US Health Agency’s Marijuana Recommendation Seen as First Step in Easing Weed Restrictions

The recent marijuana recommendation by a prominent US health agency is being celebrated as an initial stride towards potentially relaxing regulations surrounding the use of cannabis.

The U.S. Department of Health and Human Services has issued a marijuana policy recommendation to the Drug Enforcement Administration, a move that Senate leaders are applauding as the initial stage in a process aimed at loosening federal restrictions on cannabis.

In Washington, the U.S. Department of Health and Human Services has submitted a marijuana policy recommendation to the Drug Enforcement Administration, a development that Senate leaders celebrated on Wednesday as an inaugural move towards relaxing federal restrictions on cannabis.

On the platform now known as X, HHS Secretary Xavier Becerra announced on Wednesday that the agency had heeded President Joe Biden’s request “to furnish a scheduling recommendation for marijuana to the DEA.”

“We’ve strived to ensure a prompt completion and sharing of a scientific evaluation,” he elaborated.

Senate Majority Leader Chuck Schumer issued a statement indicating that HHS had recommended reclassifying marijuana from Schedule I to Schedule III controlled substance.

“HHS has taken the appropriate action,” remarked Schumer, a Democrat from New York. “Now, it is imperative for the DEA to follow through with this crucial step to significantly mitigate the harm inflicted by stringent marijuana laws.”

Rescheduling the drug could potentially lead to a reduction or even the elimination of criminal penalties associated with marijuana possession.
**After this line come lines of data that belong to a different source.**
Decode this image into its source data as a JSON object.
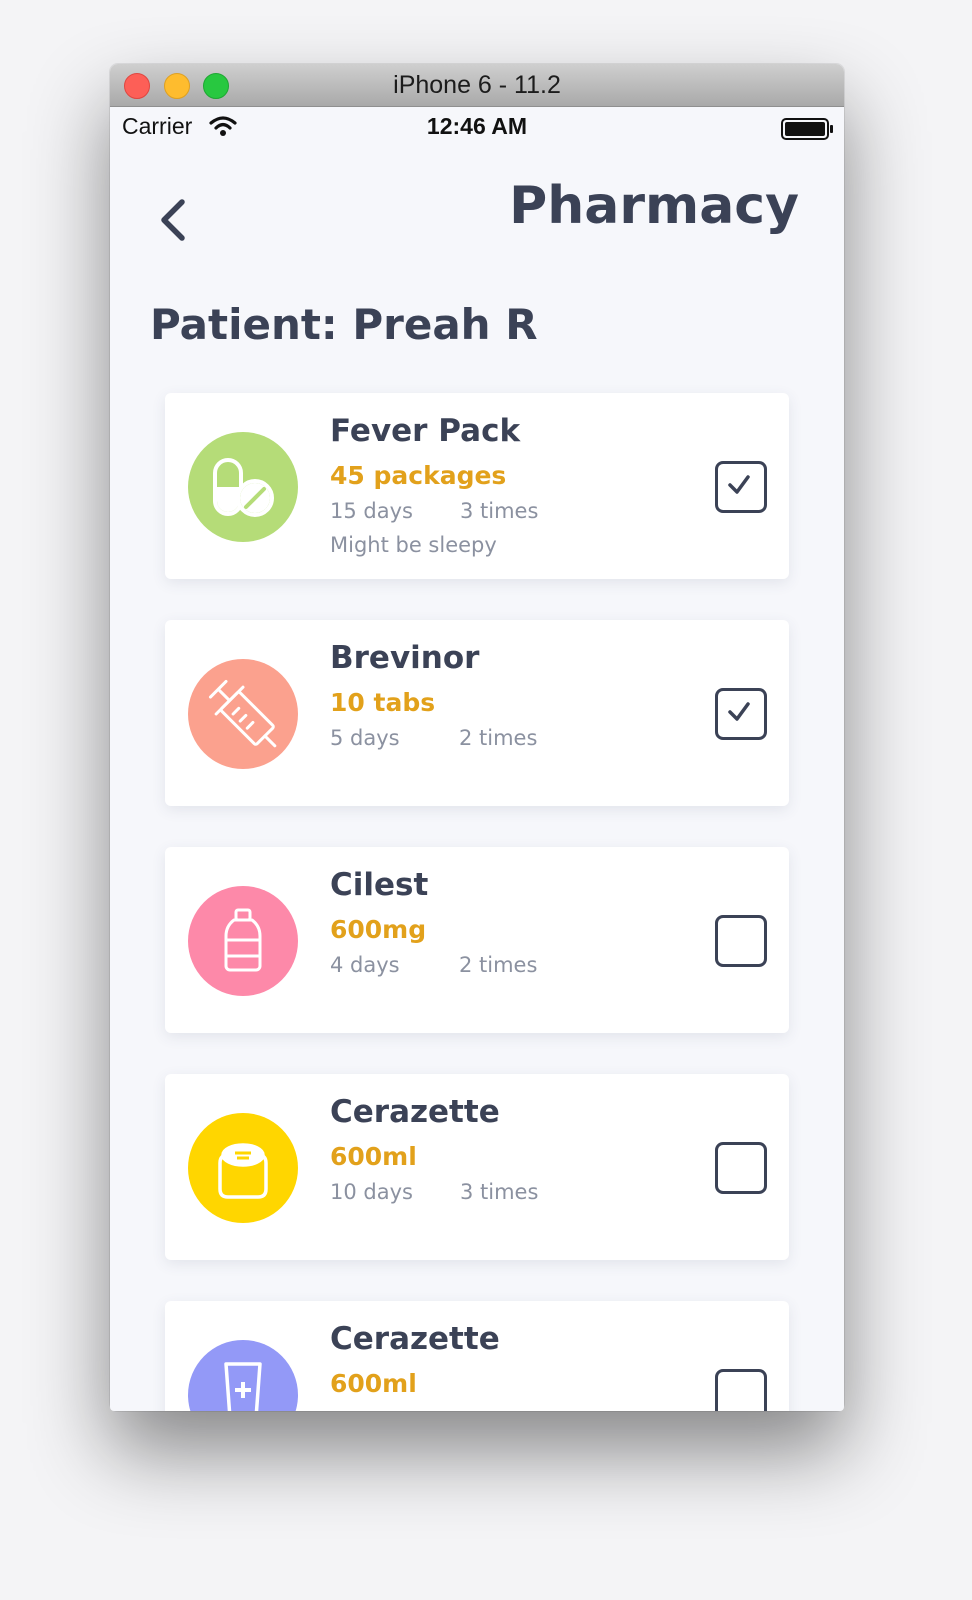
{
  "window": {
    "title": "iPhone 6 - 11.2"
  },
  "status_bar": {
    "carrier": "Carrier",
    "time": "12:46 AM"
  },
  "header": {
    "title": "Pharmacy",
    "back_icon": "chevron-left-icon"
  },
  "patient": {
    "label": "Patient: Preah R"
  },
  "medications": [
    {
      "name": "Fever Pack",
      "quantity": "45 packages",
      "days": "15 days",
      "times": "3 times",
      "note": "Might be sleepy",
      "checked": true,
      "icon": "pill-capsule-icon",
      "icon_color": "#b5dc78"
    },
    {
      "name": "Brevinor",
      "quantity": "10 tabs",
      "days": "5 days",
      "times": "2 times",
      "checked": true,
      "icon": "syringe-icon",
      "icon_color": "#fba18e"
    },
    {
      "name": "Cilest",
      "quantity": "600mg",
      "days": "4 days",
      "times": "2 times",
      "checked": false,
      "icon": "bottle-icon",
      "icon_color": "#fd89a9"
    },
    {
      "name": "Cerazette",
      "quantity": "600ml",
      "days": "10 days",
      "times": "3 times",
      "checked": false,
      "icon": "jar-icon",
      "icon_color": "#ffd600"
    },
    {
      "name": "Cerazette",
      "quantity": "600ml",
      "checked": false,
      "icon": "medical-tube-icon",
      "icon_color": "#9399f7"
    }
  ],
  "colors": {
    "title": "#3b4256",
    "quantity": "#e2a11b",
    "meta": "#8b91a0",
    "background": "#f6f7fb"
  }
}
Presently, marijuana shares its Schedule I classification with substances like heroin and LSD.

As per the DEA, Schedule I drugs are characterized by having “no currently accepted medical use in the United States, a lack of accepted safety for use under medical supervision, and a high potential for abuse.”

In contrast, Schedule III drugs are described as having “a potential for abuse less than substances in Schedules I or II and abuse may lead to moderate or low physical dependence or high psychological dependence.” Currently, this category includes substances such as ketamine and certain anabolic steroids.

President Biden initiated the review in October 2022 while simultaneously pardoning numerous individuals convicted of “simple possession” of marijuana under federal law.

Senate Finance Committee Chairman Ron Wyden, a Democrat from Oregon, issued a statement advocating for the complete descheduling of marijuana. He also noted, “However, HHS’s recommendation to reschedule cannabis as a Schedule III drug carries significant weight. If ultimately adopted, it would mark a historic milestone for a nation whose cannabis policies have long been disconnected from reality.”

The initial report on the HHS recommendation came from Bloomberg News.

Responding to the Bloomberg report, the nonprofit U.S. Cannabis Council expressed its enthusiasm, stating, “We wholeheartedly embrace today’s announcement… Rescheduling will bring about a wide array of advantages, including sending a message to the criminal justice system that cannabis should be a lower priority and extending a vital economic support to the cannabis industry.”